Incivique, révolutionnaire, Léon Missile est-il un bandit ? « Je sais que ce que je fais est illégal, mais on ne m’a jamais attrapé en flagrant délit. Et il n’y a jamais eu de plaintes. Généralement je colle mes dessins sur des pubs des grandes institutions pour qui une affiche cachée ne fait pas de différence », avoue le steet artist qui va faire des repérages à vélo à la recherche de lieux propices. Une fois l’emplacement trouvé, il faut faire très vite, « on a de l’adrénaline, on est dans l’action. C’est le contraire de l’ambiance de galerie où on est plus contemplatif ». Mais pourquoi couvrir des affiches ? « Ça m’a frappé de voir que les tags se font souvent sur de très beaux murs blancs. Par contre, les pubs moches sont respectées et j’ai toujours trouvé cela décevant.
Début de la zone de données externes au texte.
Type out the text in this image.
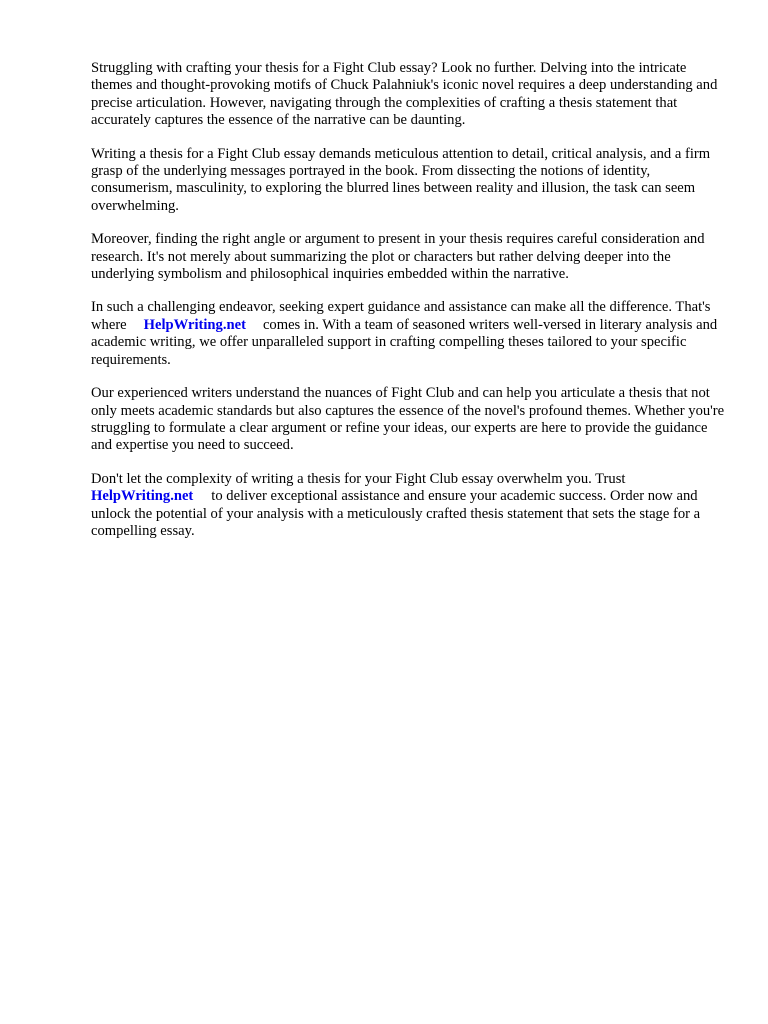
Struggling with crafting your thesis for a Fight Club essay? Look no further. Delving into the intricate themes and thought-provoking motifs of Chuck Palahniuk's iconic novel requires a deep understanding and precise articulation. However, navigating through the complexities of crafting a thesis statement that accurately captures the essence of the narrative can be daunting.

Writing a thesis for a Fight Club essay demands meticulous attention to detail, critical analysis, and a firm grasp of the underlying messages portrayed in the book. From dissecting the notions of identity, consumerism, masculinity, to exploring the blurred lines between reality and illusion, the task can seem overwhelming.

Moreover, finding the right angle or argument to present in your thesis requires careful consideration and research. It's not merely about summarizing the plot or characters but rather delving deeper into the underlying symbolism and philosophical inquiries embedded within the narrative.

In such a challenging endeavor, seeking expert guidance and assistance can make all the difference. That's where HelpWriting.net comes in. With a team of seasoned writers well-versed in literary analysis and academic writing, we offer unparalleled support in crafting compelling theses tailored to your specific requirements.

Our experienced writers understand the nuances of Fight Club and can help you articulate a thesis that not only meets academic standards but also captures the essence of the novel's profound themes. Whether you're struggling to formulate a clear argument or refine your ideas, our experts are here to provide the guidance and expertise you need to succeed.

Don't let the complexity of writing a thesis for your Fight Club essay overwhelm you. Trust
HelpWriting.net to deliver exceptional assistance and ensure your academic success. Order now and unlock the potential of your analysis with a meticulously crafted thesis statement that sets the stage for a compelling essay.
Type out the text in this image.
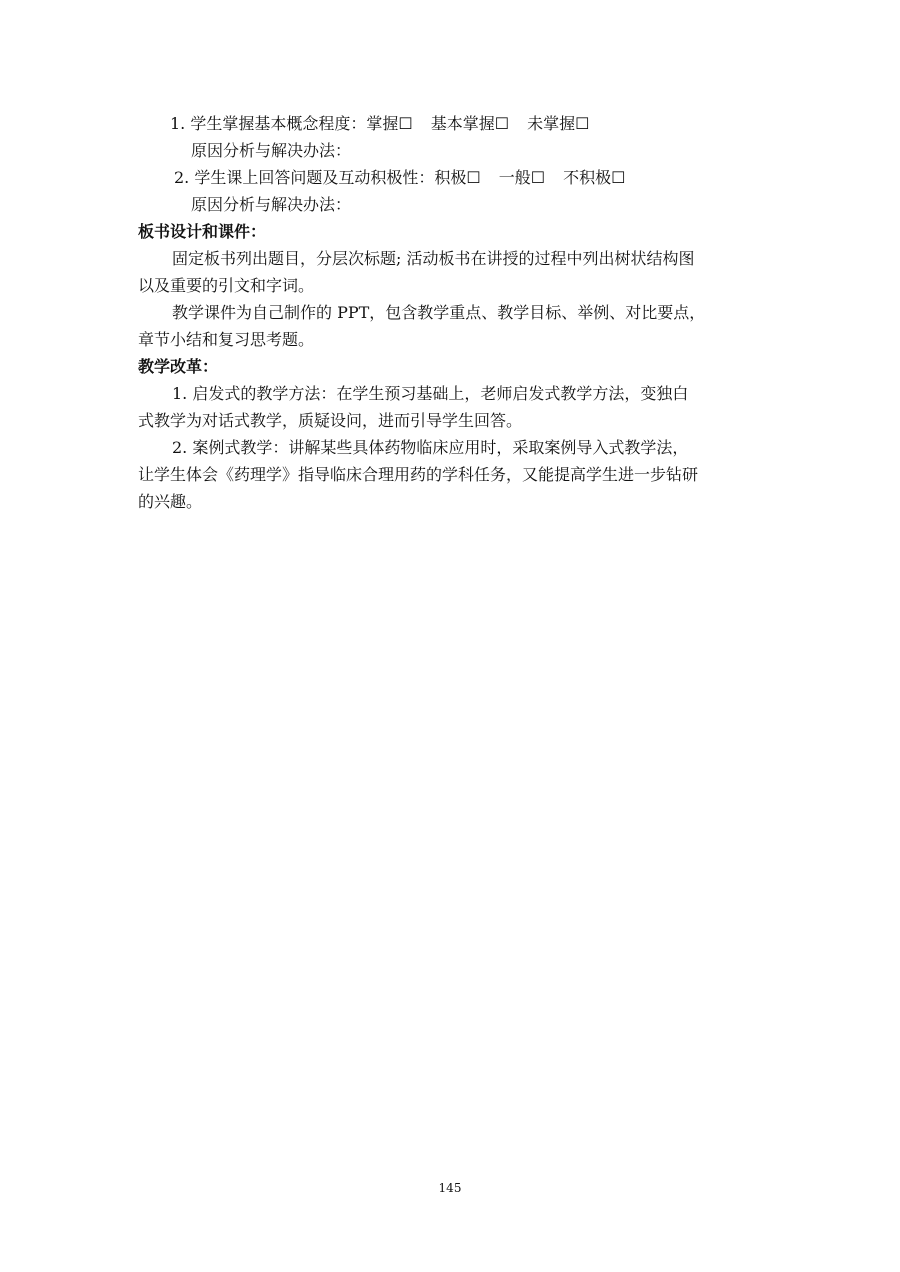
1. 学生掌握基本概念程度：掌握☐ 基本掌握☐ 未掌握☐
原因分析与解决办法：
2. 学生课上回答问题及互动积极性：积极☐ 一般☐ 不积极☐
原因分析与解决办法：
板书设计和课件：
固定板书列出题目，分层次标题; 活动板书在讲授的过程中列出树状结构图
以及重要的引文和字词。
教学课件为自己制作的 PPT，包含教学重点、教学目标、举例、对比要点，
章节小结和复习思考题。
教学改革：
1. 启发式的教学方法：在学生预习基础上，老师启发式教学方法，变独白
式教学为对话式教学，质疑设问，进而引导学生回答。
2. 案例式教学：讲解某些具体药物临床应用时，采取案例导入式教学法，
让学生体会《药理学》指导临床合理用药的学科任务，又能提高学生进一步钻研
的兴趣。
145
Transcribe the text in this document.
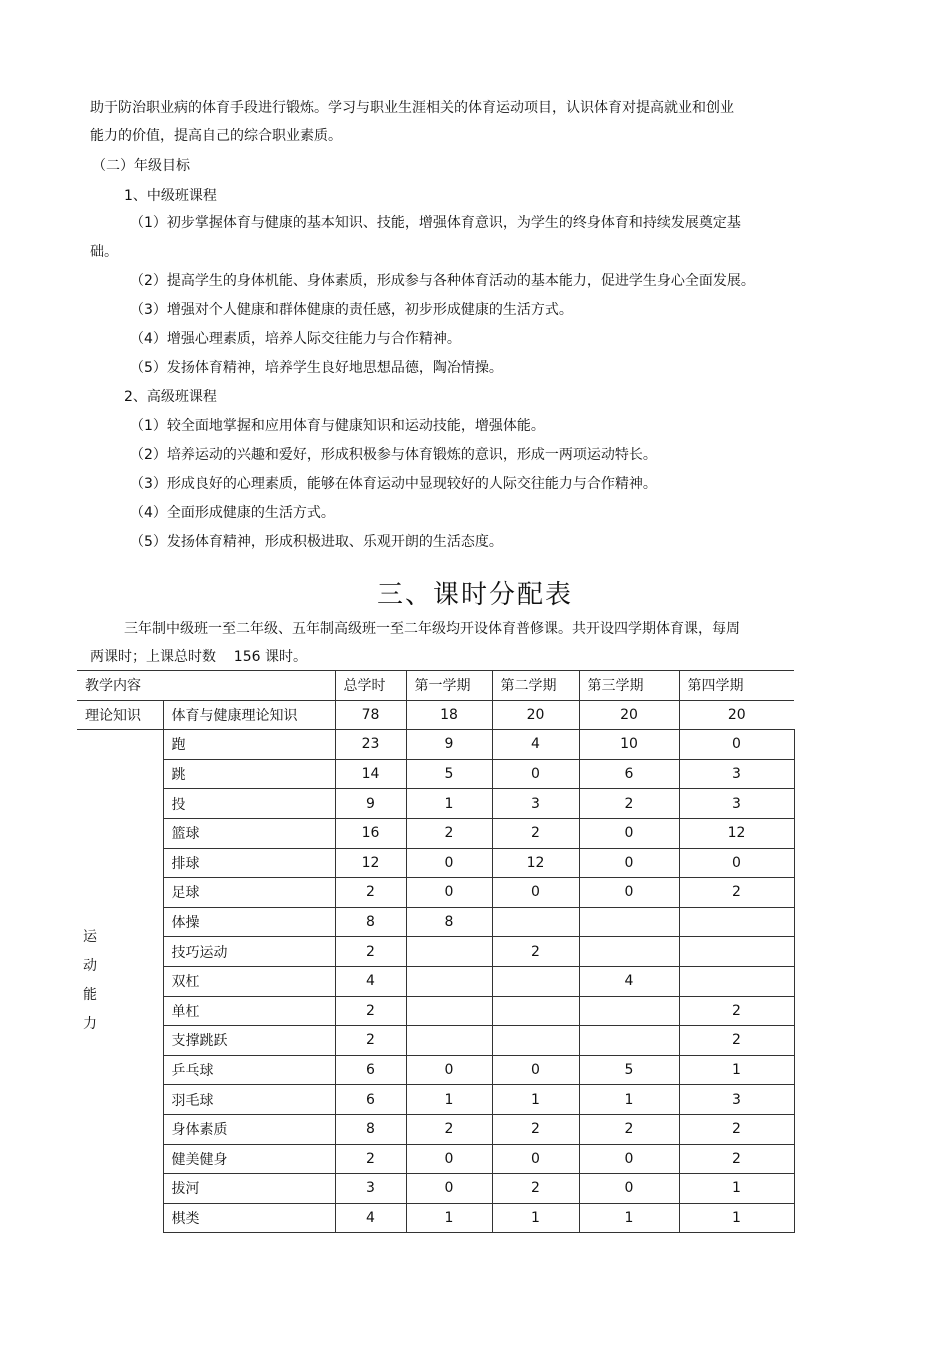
助于防治职业病的体育手段进行锻炼。学习与职业生涯相关的体育运动项目，认识体育对提高就业和创业
能力的价值，提高自己的综合职业素质。
（二）年级目标
1、中级班课程
（1）初步掌握体育与健康的基本知识、技能，增强体育意识，为学生的终身体育和持续发展奠定基
础。
（2）提高学生的身体机能、身体素质，形成参与各种体育活动的基本能力，促进学生身心全面发展。
（3）增强对个人健康和群体健康的责任感，初步形成健康的生活方式。
（4）增强心理素质，培养人际交往能力与合作精神。
（5）发扬体育精神，培养学生良好地思想品德，陶冶情操。
2、高级班课程
（1）较全面地掌握和应用体育与健康知识和运动技能，增强体能。
（2）培养运动的兴趣和爱好，形成积极参与体育锻炼的意识，形成一两项运动特长。
（3）形成良好的心理素质，能够在体育运动中显现较好的人际交往能力与合作精神。
（4）全面形成健康的生活方式。
（5）发扬体育精神，形成积极进取、乐观开朗的生活态度。
三、课时分配表
三年制中级班一至二年级、五年制高级班一至二年级均开设体育普修课。共开设四学期体育课，每周
两课时；上课总时数    156 课时。
教学内容		总学时	第一学期	第二学期	第三学期	第四学期
理论知识	体育与健康理论知识	78	18	20	20	20

运动能力	跑	23	9	4	10	0
	跳	14	5	0	6	3
	投	9	1	3	2	3
	篮球	16	2	2	0	12
	排球	12	0	12	0	0
	足球	2	0	0	0	2
	体操	8	8			
	技巧运动	2		2		
	双杠	4			4	
	单杠	2				2
	支撑跳跃	2				2
	乒乓球	6	0	0	5	1
	羽毛球	6	1	1	1	3
	身体素质	8	2	2	2	2
	健美健身	2	0	0	0	2
	拔河	3	0	2	0	1
	棋类	4	1	1	1	1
Mais ma démarche n’est pas anti-publicitaire.  A la base, je voulais offrir autre chose que des affiches de pub aux automobilistes qui poirautent aux feux et aux piétons qui se promènent en ville. »

Sa manière de s’affirmer sans se montrer constitue déjà un geste subversif en soi. Ensuite, pour Léon Missile « la gratuité du geste est un autre aspect subversif, dans un monde où l’art peut devenir l’acte le plus mercantile et le plus perverti qui soit ». Et d’ajouter que « la relation que ce travail entretient avec le monde de la communication et de la publicité est une autre facette de la boule à subversion. Proposer un arrêt sur image, une plage de réflexion voire de méditation, dans un champ visuel réservé à la surconsommation n’est pas anodin ».